两人一路沉默无言,到了陆霁英别墅门口,白臻停下,提醒他:“前天褚阿姨来问我情况了,我说你最近都和我待在一起,也不知道她信不信,你自己回去看看她的态度。”
“多谢。”
“谢倒不用,下周爷爷八十大寿,记得准时到。”
“具体时间到时候发给我助理。”
“行。”白臻看了眼紧闭的院门,嫌弃道,“也不知道买这么大的房子干嘛,又没人住,死气沉沉的。”
陆霁英懒得听她聒噪,推开门,径直走了进去。
-
短短两天,姜目淮遇见了陆霁英四次,每次都是很巧的卡在上下班时段。有时候她会远远朝他点头致意,但如果幸运地没对上视线,她就会匆匆逃往停车场。
工作日不用去静园家教,反而成了一件令人期待的事。
但某人不这么想。
陆霁英把玩着手机,目光落在桌尾那个放倒的黑色相框上。耳边,助理周晨在提醒他晚上七点要前往清水湾赴宴。
“陆总,茶具已经托人先送过去了。”周晨一板一眼地汇报着行程表上的安排,“启爱特殊教育学校的校长这周已经问了三次,希望您能去学校进行实地考察。”
陆霁英指节轻叩桌面,抬眸看他一眼。
周晨问:“周五早上十点目前没有安排,约这个时间可以吗?”
“那批Lumen的阅读设备给学校送过去了?”
“明天。”
“记得送一台到MH出版社。”
“好的。”周晨重复,“那么周五的时间安排为校园实地考察。”
“嗯。”陆霁英习惯性拨弄着那个相框,却又始终没有把它扶正。良久,他才吩咐周晨下去把车开到公司门口。
抵达清水湾时,白老太爷的生日宴早已开始。
四下热闹,声音从宅子外都能听到。
门卫跑来迎接,周晨被请去了侧厅。陆霁英不紧不慢地朝大堂走去,闲散得犹如在自家一般。路过前院,碰上许多陌生面孔。有人想上前搭话,陆霁英淡漠地没给眼神。那些浮于表面的心思,百里外都能嗅到。

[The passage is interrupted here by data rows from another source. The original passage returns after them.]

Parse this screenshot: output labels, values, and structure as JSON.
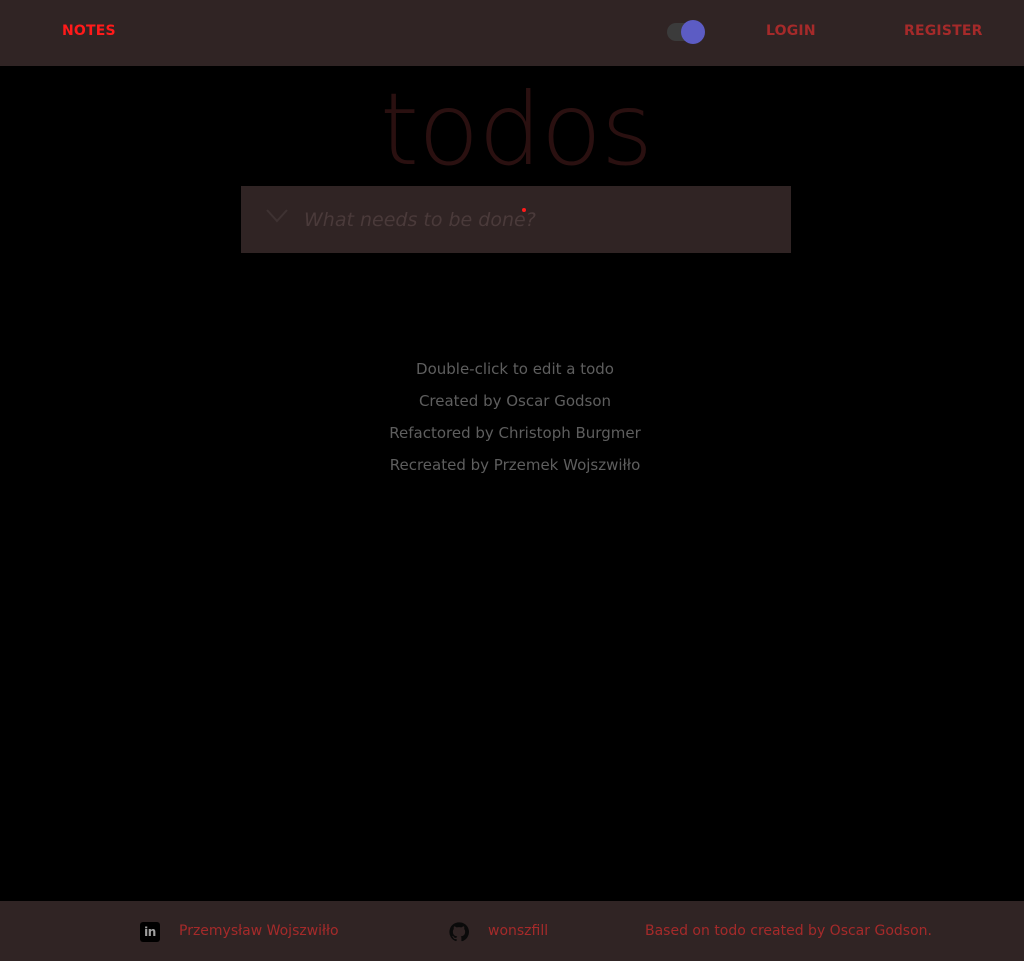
{
  "nav": {
    "brand": "NOTES",
    "login": "LOGIN",
    "register": "REGISTER",
    "theme_toggle_on": true
  },
  "main": {
    "title": "todos",
    "new_todo_placeholder": "What needs to be done?"
  },
  "info": {
    "lines": [
      "Double-click to edit a todo",
      "Created by Oscar Godson",
      "Refactored by Christoph Burgmer",
      "Recreated by Przemek Wojszwiłło"
    ]
  },
  "footer": {
    "author": "Przemysław Wojszwiłło",
    "github": "wonszfill",
    "credit": "Based on todo created by Oscar Godson."
  },
  "icons": {
    "linkedin": "linkedin-icon",
    "github": "github-icon",
    "toggle_all": "chevron-down-icon"
  },
  "colors": {
    "navbar_bg": "#302424",
    "accent_red": "#ff1a1a",
    "link_red": "#a52a2a",
    "toggle_knob": "#5c5cc4"
  }
}
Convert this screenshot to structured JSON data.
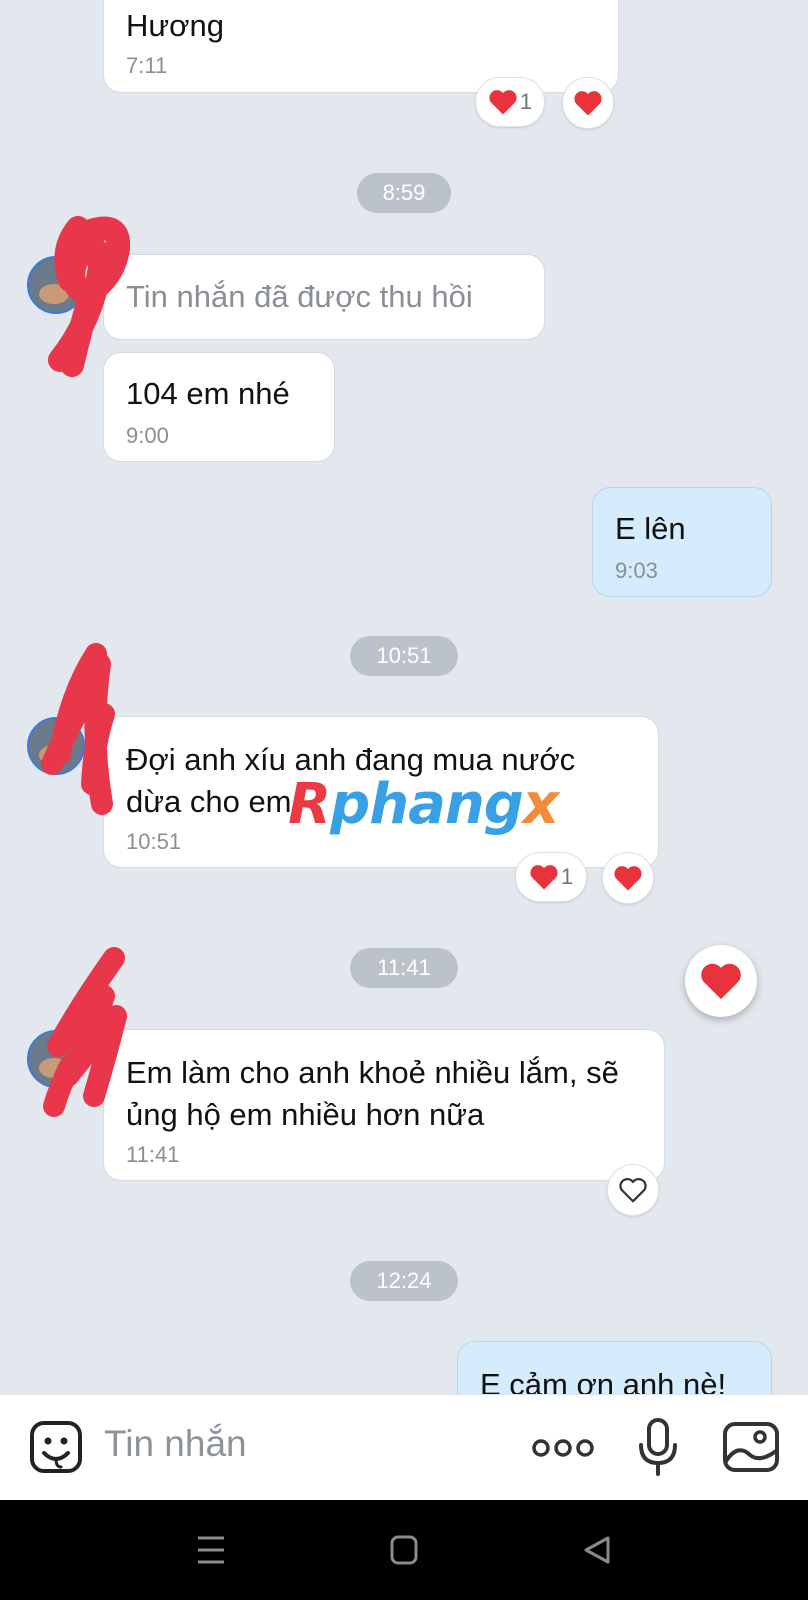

进了大门,管家张叔第一时间瞧见他,二话不说把他带去白臻面前。白臻今晚身着一袭靛蓝色长裙,此刻慵懒地倚靠在旋梯圆木扶手边,看到他,颇不客气就说:“陆霁英,这就是你所谓的时间观念?”她嫌弃地上下扫视他,对于这身商务到不能再商务的装束不甚满意,“刚从公司过来?”
“老爷子呢?”
“后院和人下棋呢。”白臻随手一指,提醒他,“你爸妈也来了。”
倒不意外。
陆霁英转身,穿过大堂径直走向院子。灯火通明,几株结果的西府海棠配上青瓦灰砖倒是别有一番韵味。
也不知道白臻哪个亲戚先发现他们,嘹亮一嗓子,围在棋桌前的一圈人齐齐朝这边看来。白臻作势上前勾住他臂弯,虚虚的,外人眼里却亲密无间。
“阿霁。”白庆年洪亮清朗地笑了两声,右手举着一枚白色玛瑙棋子,将落不落,“过来让我瞧瞧。你这臭小子,出国这么多年回来也不说先来看望看望我这老头子。”
陆霁英无奈摇头。
走近了,白庆年慈祥地打量起他:“看上去倒是比以前更稳重了。”
“又不是二十多岁的小伙子了,哪能不稳重。”
“长得和二十多岁差不多。”白庆年眼角含笑,目光落在他身上就没离开过。吩咐身边人让了个位置给他坐,那枚棋子,被随手丢进了棋盒。
陆霁英姿态慵懒,不似平常那般端着。听白庆年讲话时,目光若有似无地拂过。老人精气神确实不像八十岁的,但要说和七八年前相比,却又不得不承认盛况难再。听说上个月他刚从国外回来那阵子还生了场病,于是没能出席订婚宴。错过就错过吧,本来也就是个虚场。
“我听别人说你这几年在搞那个什么科技?”白老爷子凑近,好奇地问,“那什么盲人脑海成像技术,赚钱吗?”
“您感兴趣?”陆霁英淡淡一笑。
“你还给我卖上关子了。”
“哪能啊。”陆霁英作势轻叹口气,“就是有朋友专门搞这种研究的,有难处帮一帮而已。您要投,赔了老本可别怪我。”
有人强插一嘴:“陆总投过的项目好像就没有亏过。”
不过是恭维的话,陆霁英听的太多了。他懒得搭腔,见白庆年在一旁大笑,神色正经几分:“您可得听进这句话。”说完,话题又扯向别处:“我下午托人送来的那套茶具您鉴过没,可别让我三百万打了水漂。”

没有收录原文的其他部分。